Bybit announced it has launched a locally operated platform in Indonesia after acquiring a majority stake in digital asset firm PT Enkripsi Teknologi Handal, formerly NOBI. The deal rebranded NOBI as Bybit Indonesia. Bybit Indonesia will roll out services in phases, starting with 500 cryptocurrency trading pairs. The platform will be led by Lawrence Samantha as CEO and Dionisius Evan as COO, both previously senior executives at NOBI. The move positions Bybit inside one of Asia’s largest crypto markets. Indonesia had 21.07 million registered crypto asset users as of February 2026, and total crypto transaction value reached $26.85 billion in 2025, according to Indonesia’s financial regulator. As of April, 31 crypto-related entities were licensed in Indonesia, including two exchanges and PT Enkripsi Teknologi Handal.

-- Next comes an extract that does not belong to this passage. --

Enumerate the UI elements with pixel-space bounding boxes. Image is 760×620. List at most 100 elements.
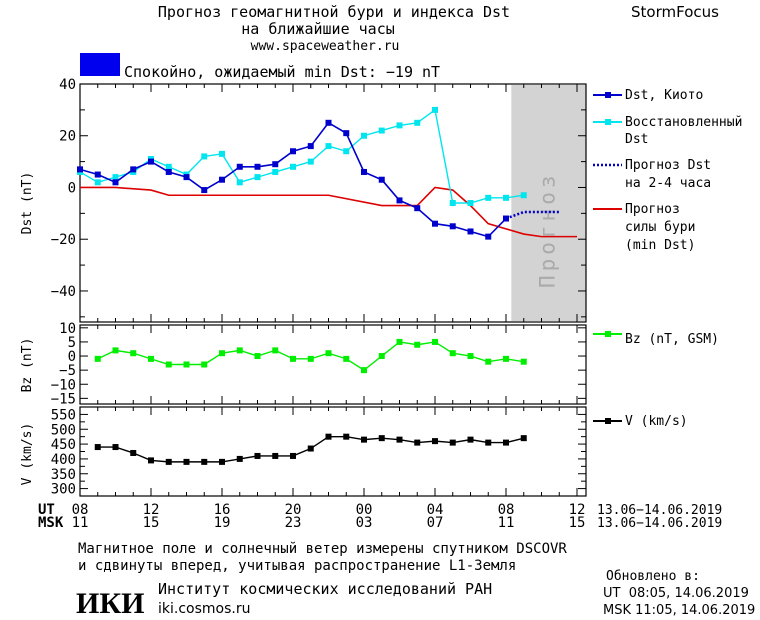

For traders, the Bybit Indonesia launch may improve access and liquidity in local trading, but near-term impact is likely gradual because pair rollouts are planned in phases starting with 500 pairs.
Neutral
This is primarily an exchange expansion and localization move rather than a protocol or token-specific catalyst. Bybit Indonesia will start with 500 trading pairs, but the rollout is phased, so any liquidity and order-book impact is likely gradual. Historically, when major global exchanges enter or relaunch in regulated markets (for example, similar “local partner + phased pair listing” patterns), price effects tend to be muted in the very short term and mainly show up as incremental improvements in regional volumes and market depth. Short-term: traders may see early activity around the initial 500 pairs, but broader market stability should remain mostly unchanged because there’s no indication of new token launches, supply changes, or macro shocks. Long-term: if Bybit Indonesia grows user activity and trading volumes, it could strengthen regional liquidity and potentially tighten spreads for selected assets. That would be a supportive but indirect factor—more important for exchange-specific volume and spreads than for driving system-wide coin valuations.